Maintenant tout le monde admet déjà qu’il y a quelque chose qui fondamentalement ne va pas dans cette guerre. La preuve : la guerre des généraux, qui d’habitude intervient seulement après la fin d’une guerre, s’est déclarée publiquement alors que la guerre est encore en cours.

AUJOURD’HUI, la guerre est entrée dans sa cinquième semaine. Difficile à croire : notre puissante armée se bat maintenant depuis 29 jours contre un « gang » ou une « organisation terroriste », comme les responsables militaires aiment à les appeler, et l’issue de la bataille n’est toujours pas certaine.

Hier, des sources militaires en Israël ont annoncé que 400 des 1.200 « terroristes » du Hezbollah ont été tués. C’est-à-dire que 1.200 combattants ont tenu, face aux dizaines de milliers de nos soldats qui sont équipés des armes les plus modernes du monde ; et des centaines de milliers de citoyens israéliens sont toujours sous le feu des roquettes pendant que nos soldats continuent d’être tués.

QUI ? MOI ? Maintenant tout le monde admet déjà qu’il y a quelque chose qui fondamentalement ne va pas dans cette guerre. La preuve : la guerre des généraux, qui d’habitude intervient seulement après la fin d’une guerre, s’est déclarée publiquement alors que la guerre est encore en cours.

Le chef d’état-major, Dan Halutz, a trouvé le coupable : Udi Adam, chef du commandement nord. Il l’a pratiquement limogé en plein milieu de la bataille. C’est le vieux truc du voleur qui crie « Au voleur ! » En effet, il est évident que la personne la plus responsable des échecs de la guerre est Halutz lui-même, avec sa croyance folle que le Hezbollah pouvait être liquidé simplement avec des bombardements aériens.

Mais ce n’est pas seulement au sommet de l’armée qu’il y a des échanges d’accusations. Le commandement militaire accuse le gouvernement, qui lui renvoie l’accusation.

A la veille de son déclassement, Udi Adam a publiquement accusé le gouvernement de lui lier les mains. Autrement dit : le gouvernement est responsable. Ehoud Olmert n’est pas resté silencieux et a déclaré que l’armée n’avait soumis aucun plan pour étendre la campagne militaire. C’est à dire : si vous êtes incompétents, n’en rejetez pas la responsabilité sur moi !

Pour se justifier, Olmert a ajouté une phrase significative : « Depuis le premier jour de la guerre, le gouvernement n’a refusé à l’armée aucune de ses demandes ! » En d’autres termes, c’est le chef d’état-major qui fait la politique et qui conduit la guerre, alors que la direction politique se contente de valider toutes les « demandes » de l’armée.
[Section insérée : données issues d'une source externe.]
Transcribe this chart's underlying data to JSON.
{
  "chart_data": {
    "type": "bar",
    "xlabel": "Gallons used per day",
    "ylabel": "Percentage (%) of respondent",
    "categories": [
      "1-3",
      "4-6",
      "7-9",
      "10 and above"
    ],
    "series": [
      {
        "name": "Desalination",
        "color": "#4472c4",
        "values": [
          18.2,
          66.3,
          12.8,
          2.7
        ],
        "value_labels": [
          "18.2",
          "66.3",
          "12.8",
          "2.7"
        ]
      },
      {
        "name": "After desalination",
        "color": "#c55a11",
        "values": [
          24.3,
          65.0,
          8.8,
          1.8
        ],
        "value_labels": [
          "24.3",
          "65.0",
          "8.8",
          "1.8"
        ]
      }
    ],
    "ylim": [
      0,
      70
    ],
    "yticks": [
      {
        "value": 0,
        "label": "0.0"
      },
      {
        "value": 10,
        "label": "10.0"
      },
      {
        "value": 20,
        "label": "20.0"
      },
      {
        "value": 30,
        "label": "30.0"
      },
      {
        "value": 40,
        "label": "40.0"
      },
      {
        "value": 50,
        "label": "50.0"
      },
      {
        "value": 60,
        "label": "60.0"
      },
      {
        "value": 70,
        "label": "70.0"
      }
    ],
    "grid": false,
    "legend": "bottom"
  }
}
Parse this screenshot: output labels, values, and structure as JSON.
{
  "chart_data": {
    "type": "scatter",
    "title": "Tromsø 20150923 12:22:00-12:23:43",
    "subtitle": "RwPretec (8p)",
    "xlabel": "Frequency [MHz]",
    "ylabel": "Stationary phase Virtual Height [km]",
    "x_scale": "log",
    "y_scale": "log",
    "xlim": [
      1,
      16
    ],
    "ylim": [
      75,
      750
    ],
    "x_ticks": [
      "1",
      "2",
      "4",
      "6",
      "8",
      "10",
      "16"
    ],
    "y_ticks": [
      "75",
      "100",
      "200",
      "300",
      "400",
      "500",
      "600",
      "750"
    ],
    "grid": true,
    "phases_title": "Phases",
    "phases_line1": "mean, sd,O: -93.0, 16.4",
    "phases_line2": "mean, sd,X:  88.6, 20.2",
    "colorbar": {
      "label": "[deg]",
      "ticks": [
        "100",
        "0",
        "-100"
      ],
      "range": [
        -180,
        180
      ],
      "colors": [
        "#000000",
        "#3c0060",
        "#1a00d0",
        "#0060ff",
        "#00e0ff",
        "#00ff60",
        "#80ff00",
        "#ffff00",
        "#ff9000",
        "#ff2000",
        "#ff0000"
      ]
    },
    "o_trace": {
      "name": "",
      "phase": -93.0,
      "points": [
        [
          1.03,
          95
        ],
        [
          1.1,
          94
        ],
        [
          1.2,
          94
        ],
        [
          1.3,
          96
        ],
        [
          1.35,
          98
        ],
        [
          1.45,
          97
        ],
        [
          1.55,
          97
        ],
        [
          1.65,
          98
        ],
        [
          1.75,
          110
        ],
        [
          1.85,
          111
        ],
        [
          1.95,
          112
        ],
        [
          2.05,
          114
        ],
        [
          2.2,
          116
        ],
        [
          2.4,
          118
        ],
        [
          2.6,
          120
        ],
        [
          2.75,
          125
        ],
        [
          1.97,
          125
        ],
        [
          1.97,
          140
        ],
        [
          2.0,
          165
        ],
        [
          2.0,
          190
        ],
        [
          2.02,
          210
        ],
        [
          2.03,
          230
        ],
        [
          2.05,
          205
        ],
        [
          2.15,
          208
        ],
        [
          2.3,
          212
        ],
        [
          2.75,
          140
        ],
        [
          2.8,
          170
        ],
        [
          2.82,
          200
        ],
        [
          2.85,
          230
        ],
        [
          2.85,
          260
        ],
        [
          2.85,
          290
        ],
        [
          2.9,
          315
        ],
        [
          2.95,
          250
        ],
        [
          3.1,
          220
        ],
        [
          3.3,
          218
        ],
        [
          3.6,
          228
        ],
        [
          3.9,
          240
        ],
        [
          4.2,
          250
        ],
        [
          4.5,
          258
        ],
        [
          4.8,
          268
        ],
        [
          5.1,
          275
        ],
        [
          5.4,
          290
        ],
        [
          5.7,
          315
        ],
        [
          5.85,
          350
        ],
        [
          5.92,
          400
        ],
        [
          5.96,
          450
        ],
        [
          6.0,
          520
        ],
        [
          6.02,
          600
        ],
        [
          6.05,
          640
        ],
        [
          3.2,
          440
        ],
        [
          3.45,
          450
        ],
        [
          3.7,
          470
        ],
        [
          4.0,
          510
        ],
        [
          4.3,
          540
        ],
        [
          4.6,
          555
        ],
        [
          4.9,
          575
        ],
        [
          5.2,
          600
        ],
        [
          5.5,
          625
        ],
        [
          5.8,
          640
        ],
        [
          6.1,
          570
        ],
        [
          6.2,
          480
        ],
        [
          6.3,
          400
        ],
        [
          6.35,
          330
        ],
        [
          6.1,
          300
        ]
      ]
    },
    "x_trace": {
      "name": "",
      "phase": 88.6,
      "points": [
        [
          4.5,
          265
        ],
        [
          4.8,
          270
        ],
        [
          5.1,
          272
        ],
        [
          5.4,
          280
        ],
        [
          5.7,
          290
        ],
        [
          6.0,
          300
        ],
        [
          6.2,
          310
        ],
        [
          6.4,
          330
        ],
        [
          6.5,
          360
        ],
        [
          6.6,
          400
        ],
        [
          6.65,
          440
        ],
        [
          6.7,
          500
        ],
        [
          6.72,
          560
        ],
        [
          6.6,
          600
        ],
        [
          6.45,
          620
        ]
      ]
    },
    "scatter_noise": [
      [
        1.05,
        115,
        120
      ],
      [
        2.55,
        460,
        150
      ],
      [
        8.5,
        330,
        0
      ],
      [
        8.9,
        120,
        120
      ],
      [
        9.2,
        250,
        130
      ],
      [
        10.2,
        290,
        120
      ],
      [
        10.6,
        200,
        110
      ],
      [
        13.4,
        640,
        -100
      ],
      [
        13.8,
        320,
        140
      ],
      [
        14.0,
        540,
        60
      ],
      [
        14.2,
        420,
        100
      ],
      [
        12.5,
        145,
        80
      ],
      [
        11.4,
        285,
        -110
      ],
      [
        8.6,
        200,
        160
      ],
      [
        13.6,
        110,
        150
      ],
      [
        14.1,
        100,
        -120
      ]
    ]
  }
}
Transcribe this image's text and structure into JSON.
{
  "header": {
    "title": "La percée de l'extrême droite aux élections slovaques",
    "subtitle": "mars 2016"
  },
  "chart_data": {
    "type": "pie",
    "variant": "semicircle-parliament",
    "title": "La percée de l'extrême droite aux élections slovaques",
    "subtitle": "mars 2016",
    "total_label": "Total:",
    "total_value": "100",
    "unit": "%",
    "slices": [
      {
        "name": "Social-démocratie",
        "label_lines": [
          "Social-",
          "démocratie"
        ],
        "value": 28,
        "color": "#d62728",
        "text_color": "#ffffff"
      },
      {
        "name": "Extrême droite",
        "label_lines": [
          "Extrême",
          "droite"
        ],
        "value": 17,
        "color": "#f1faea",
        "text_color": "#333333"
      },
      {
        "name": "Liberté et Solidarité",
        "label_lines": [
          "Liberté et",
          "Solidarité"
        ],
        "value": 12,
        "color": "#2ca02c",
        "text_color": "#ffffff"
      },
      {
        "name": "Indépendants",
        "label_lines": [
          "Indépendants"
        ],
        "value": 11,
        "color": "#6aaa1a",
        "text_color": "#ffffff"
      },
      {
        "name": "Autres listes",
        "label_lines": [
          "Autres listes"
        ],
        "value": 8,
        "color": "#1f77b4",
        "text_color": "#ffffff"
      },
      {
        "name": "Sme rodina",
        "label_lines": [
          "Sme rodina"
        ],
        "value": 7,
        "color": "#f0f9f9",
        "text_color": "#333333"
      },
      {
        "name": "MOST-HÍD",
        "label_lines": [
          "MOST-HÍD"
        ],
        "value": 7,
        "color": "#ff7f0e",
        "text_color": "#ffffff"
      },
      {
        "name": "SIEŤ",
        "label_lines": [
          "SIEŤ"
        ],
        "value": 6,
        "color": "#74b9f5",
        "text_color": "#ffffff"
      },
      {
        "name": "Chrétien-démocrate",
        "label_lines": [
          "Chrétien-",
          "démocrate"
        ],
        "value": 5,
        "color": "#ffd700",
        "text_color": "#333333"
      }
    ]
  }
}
Mais ce débat est stérile, parce qu’il ne tient pas compte du fait essentiel, qui devient de plus en plus clair de jour en jour : il est absolument impossible de gagner cette guerre. C’est pourquoi aucun plan ne marche.

UN PLAN ? QUEL PLAN ? Il y a des années, le commentateur militaire de Haolam Hazeh, le magazine que je dirigeais à l’époque, était excédé des fanfaronnades de l’armée sur le fait qu’elle excelle en improvisations. « L’art d’improviser », a-t-il écrit, « n’est qu’un autre nom de notre incapacité à planifier. »

Selon les rapports, l’armée israélienne se prépare à cette guerre depuis plus de trois ans. Le dernier exercice a eu lieu un mois avant que la guerre soit déclenchée et comprenait l’invasion du Liban par des forces terrestres. Il est clair que le commandement n’avait pas prévu que la campagne durerait quatre semaines et plus. Merde alors ! Car au fond il s’agit d’une guerre contre une petite bande de terroristes. Cela ne fait que confirmer le dicton selon lequel même le meilleur plan de guerre ne peut pas survivre au premier jour de la guerre.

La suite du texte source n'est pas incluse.